Onde estava? Finalmente o progenitor
responde à mensagem. O alívio de ouvir a voz serena do capitão Raul Brandão
Monteiro, seu pai antes de qualquer filiação militar ou profissional, age nela
como uma chamada de regresso à Terra. Nesse instante, tudo já passou e se tornou
irrisório. Tudo por uma carta com o nome do pai nela escrito. Levanta-se e dirige-se
novamente à janela. Espiões, agentes secretos, sua vida vigiada e em perigo, o
gari recolhendo os sacos de lixo que já não se vê lá fora. A cortina fechada do
segundo andar do Hollyday Express, onde a hóspede falava ao telefone sem tirar
os olhos da rua. Tudo passou. Apenas o carro permanece. Mas nem ele a alvoroça
mais. É o carro de alguém normal, conhecido como civil, que teve a sorte de
encontrar aquele lugar para estacionar. O facto de ser escuro e ter os vidros
negros, é uma opção pessoal do comprador; gosto não se discute, e mau gosto
também não. Tudo passou, e a calma volta a tomar posse do seu lugar destacado
na vida de Sarah. Fui levar a sua mãe... Aonde? Foi levar a mãe aonde? Sarah...
Mau. A voz do pai não está tão serena assim.
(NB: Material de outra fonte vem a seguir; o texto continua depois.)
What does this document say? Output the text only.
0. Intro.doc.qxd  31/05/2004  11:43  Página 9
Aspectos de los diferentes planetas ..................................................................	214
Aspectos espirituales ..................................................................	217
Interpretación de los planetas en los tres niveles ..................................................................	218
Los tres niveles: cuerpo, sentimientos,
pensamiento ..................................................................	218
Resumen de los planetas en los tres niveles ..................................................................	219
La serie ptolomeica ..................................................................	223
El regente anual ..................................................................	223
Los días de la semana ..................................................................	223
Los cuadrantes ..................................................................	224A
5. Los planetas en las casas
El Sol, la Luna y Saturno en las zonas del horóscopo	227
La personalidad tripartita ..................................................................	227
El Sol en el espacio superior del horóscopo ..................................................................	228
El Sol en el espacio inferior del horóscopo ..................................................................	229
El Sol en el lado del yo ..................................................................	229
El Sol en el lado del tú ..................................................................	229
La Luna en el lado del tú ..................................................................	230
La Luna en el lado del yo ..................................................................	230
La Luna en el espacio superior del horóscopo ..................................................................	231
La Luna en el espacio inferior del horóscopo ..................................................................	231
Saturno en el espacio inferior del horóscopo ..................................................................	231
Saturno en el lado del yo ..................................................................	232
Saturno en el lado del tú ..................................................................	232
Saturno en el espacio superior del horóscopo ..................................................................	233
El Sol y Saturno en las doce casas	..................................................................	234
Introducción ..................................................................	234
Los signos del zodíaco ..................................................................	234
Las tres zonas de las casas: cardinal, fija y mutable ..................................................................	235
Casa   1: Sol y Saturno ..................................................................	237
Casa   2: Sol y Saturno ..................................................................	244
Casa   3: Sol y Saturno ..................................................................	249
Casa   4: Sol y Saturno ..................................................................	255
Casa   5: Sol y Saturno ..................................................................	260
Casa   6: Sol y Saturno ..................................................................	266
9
Na verdade, nunca havia notado
tanta agitação na sua voz. O súbito alívio que sentira havia segundos volta a
dar lugar ao peso da dúvida, ao nervosismo deflagrado pela voz gutural,
normalmente acolhedora e melodiosa; mas hoje não é um dia normal. O pai não
está bem, o que faz com que ela siga os passos dele nessa matéria de humores e
receios. Recebi um envelope de um tal... Eu sei. Não precisa dizer nomes.
Sarah, lembre-se: a partir de agora, não diz mais nomes nem a sua localização.
A ninguém, entendeu? A não ser que eu diga que é de confiança. Pai, está-me
assustando. Sabe da carta?
Silêncio é
a primeira resposta. Mas não é hora de mais omissões. Se houvesse segredos, se
houvesse mentiras ocultas, agora era tempo de lhes dar vida, de lhes mostrar a
luz novamente. E de corrigi-las. Pai, não me esconda nada, por favor. O seu
nome vem numa lista… Droga, Sarah! Já lhe disse para não falar mais sobre isso.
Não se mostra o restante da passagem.